Hearts that turn to stone

It has been one month since China’s coast guard captured 12 young Hong Kong people at sea trying to flee to Taiwan. Among the captured is a 16-year-old. Even though I don’t know them, I sometimes lie awake worrying about their fate. Just imagine the agony of their parents.
There are stories of mainland authorities putting detainees in tiny cells with artificial lighting 24 hours a day as a form of torture. That’s reportedly what happened to two Canadians the mainland arrested in 2018 for alleged spying after Canada detained Huawei executive Meng Wanzhou on an extradition request by the US.
I sincerely hope the 12 young Hongkongers are being treated humanely. But how can we be sure under China’s secretive judicial system. All we know is the 12 were not even allowed to have mainland lawyers chosen by their parents. They were forced to accept mainland-appointed lawyers.
Since their arrest on August 23, I had patiently hoped our top officials would say they understand the pain of the parents or at least offer some words of comfort. Government sympathy did not come. Instead, Chief Executive Carrie Lam Cheng Yuet-ngor and Security Secretary John Lee Ka-chiu virtually gloated at the arrests.
Only people with hearts of stone can gloat at the pain of parents whose children are tried in courts controlled by an authoritarian regime. I often wonder if Lam, Lee, or other loyalists would want their families to face mainland justice. I think not. That’s why so many families of so-called patriots have foreign passports.
Lee claims the 12 are in good health. Only people with stone hearts can make such claims when neither he nor any Hong Kong officials have been allowed access to the 12. Lam’s heart of stone was in plain sight during a media briefing two weeks ago when she couldn’t even bring herself to show sympathy for a 12-year-old girl tackled to the ground by three policemen.
Why should she care about the suffering of other parents? Her own son is safe after fleeing the US ahead of her being sanctioned. Why did her son flee when the US sanctions didn’t target him? Maybe Lam distrusts the US legal system even though she wants us to trust and respect China’s legal system.
When Lam tried to ram through her now-dead extradition bill last year, she assured the public Hongkongers extradited to the mainland would have presumption of innocence, an open trial, legal representation, human rights safeguards, and no forced confessions.
She was asked at a media briefing two days ago if the 12 would have all the safeguards she promised last year. She didn’t reply directly. How could she when she knows presumption of innocence, proper legal representation, and human rights safeguards are alien to the mainland’s judicial system?
Hongkongers familiar with the mainland’s opaque court system know it is doublespeak to say it has fair trials. Over 99 percent of those charged are found guilty. It is called fair trials with Chinese characteristics. That’s why Hongkongers treated her extradition bill assurances as a joke.
An estimated two million people marched peacefully against the bill to counter her joke. They deserve a prize for their foresight because they are now seeing first-hand how the mainland’s secretive judicial system works.
Lam started the joke last year but today only she is laughing. Virtually the whole of Hong Kong is crying. Unlike our highly-paid officials who are so out of touch with the people, ordinary Hongkongers have real hearts. They are praying for the 12.
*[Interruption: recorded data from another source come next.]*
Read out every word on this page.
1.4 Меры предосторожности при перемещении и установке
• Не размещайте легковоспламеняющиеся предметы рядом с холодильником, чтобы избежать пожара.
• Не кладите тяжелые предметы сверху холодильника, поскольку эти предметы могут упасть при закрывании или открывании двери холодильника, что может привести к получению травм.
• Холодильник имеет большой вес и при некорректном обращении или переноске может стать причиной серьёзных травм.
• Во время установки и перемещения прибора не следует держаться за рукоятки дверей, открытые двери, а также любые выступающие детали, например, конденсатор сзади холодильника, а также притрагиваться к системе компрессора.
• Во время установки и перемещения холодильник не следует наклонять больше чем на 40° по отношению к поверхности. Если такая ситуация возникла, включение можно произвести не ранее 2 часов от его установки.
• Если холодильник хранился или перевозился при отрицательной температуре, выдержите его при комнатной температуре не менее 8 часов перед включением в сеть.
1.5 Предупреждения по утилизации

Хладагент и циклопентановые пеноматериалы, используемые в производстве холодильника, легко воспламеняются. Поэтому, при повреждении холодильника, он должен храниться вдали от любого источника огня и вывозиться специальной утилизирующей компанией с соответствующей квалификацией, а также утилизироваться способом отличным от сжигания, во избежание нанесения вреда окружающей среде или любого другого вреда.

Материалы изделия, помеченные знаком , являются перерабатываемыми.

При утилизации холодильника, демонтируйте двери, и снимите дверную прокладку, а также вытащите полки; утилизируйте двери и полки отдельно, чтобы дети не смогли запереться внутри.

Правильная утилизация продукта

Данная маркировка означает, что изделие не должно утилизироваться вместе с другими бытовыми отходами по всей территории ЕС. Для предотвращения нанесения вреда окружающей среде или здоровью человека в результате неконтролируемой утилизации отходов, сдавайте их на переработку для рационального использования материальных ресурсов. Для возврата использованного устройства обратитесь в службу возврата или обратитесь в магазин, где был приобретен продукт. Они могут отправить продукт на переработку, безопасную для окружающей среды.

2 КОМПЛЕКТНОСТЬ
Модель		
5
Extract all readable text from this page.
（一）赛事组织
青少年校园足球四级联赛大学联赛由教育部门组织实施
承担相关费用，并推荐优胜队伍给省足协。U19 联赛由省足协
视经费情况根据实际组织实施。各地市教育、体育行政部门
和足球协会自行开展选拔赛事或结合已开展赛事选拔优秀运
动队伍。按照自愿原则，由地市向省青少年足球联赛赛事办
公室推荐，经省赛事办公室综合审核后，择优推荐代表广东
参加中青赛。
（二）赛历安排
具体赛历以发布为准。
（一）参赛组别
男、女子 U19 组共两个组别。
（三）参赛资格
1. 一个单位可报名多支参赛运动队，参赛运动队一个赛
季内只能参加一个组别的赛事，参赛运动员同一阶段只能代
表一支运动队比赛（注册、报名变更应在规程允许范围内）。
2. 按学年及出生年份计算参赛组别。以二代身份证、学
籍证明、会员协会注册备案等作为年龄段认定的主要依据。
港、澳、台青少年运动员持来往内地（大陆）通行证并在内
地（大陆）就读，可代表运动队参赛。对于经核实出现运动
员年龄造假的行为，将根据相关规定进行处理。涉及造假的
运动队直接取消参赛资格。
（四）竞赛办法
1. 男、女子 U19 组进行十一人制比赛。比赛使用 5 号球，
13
Yes, the 12 have legal representation, but not of their choice. Forget about presumption of innocence. Foreign Ministry spokeswoman Hua Chunying has already labeled the 12 as separatists. Lam wants us to respect mainland China’s legal system. I will do that if she challenges Hua’s unproven claim. As our leader, she is morally obliged to defend the rights of Hong Kong citizens. But we all know puppet leaders never dare challenge their masters.
At her media briefing two days ago she claimed if her extradition bill had succeeded, the 12 would not be in the position they are now in. It seems our leader, who cries if she doesn’t come first in class during her student days, likes to tell jokes that make people laugh.
Let me remind everyone that she insisted the 12 must face mainland justice for alleged illegal entry. That means even if her extradition bill had succeeded, the 12 would still have to be tried in the mainland first.
And if Hua’s labeling of the 12 as separatists is Beijing’s official position, they could be sucked into the mainland’s prison system indefinitely. No extradition bill could save them. So please, Mrs so-called leader, no more jokes.
It is surreal to live in Hong Kong now. A foreign judge of the court of final appeal has resigned because of the national security law. The director of public prosecutions has resigned for similar reasons. The government will only use the Bank of China for cash handouts to new immigrants. The police force has ruled it can decide who real journalists are.
It all seems like the 2015 fictional award-winning movie Ten Years of a dystopian Hong Kong. As the movie depicted, get ready for the day when it becomes illegal to call eggs produced here as local eggs.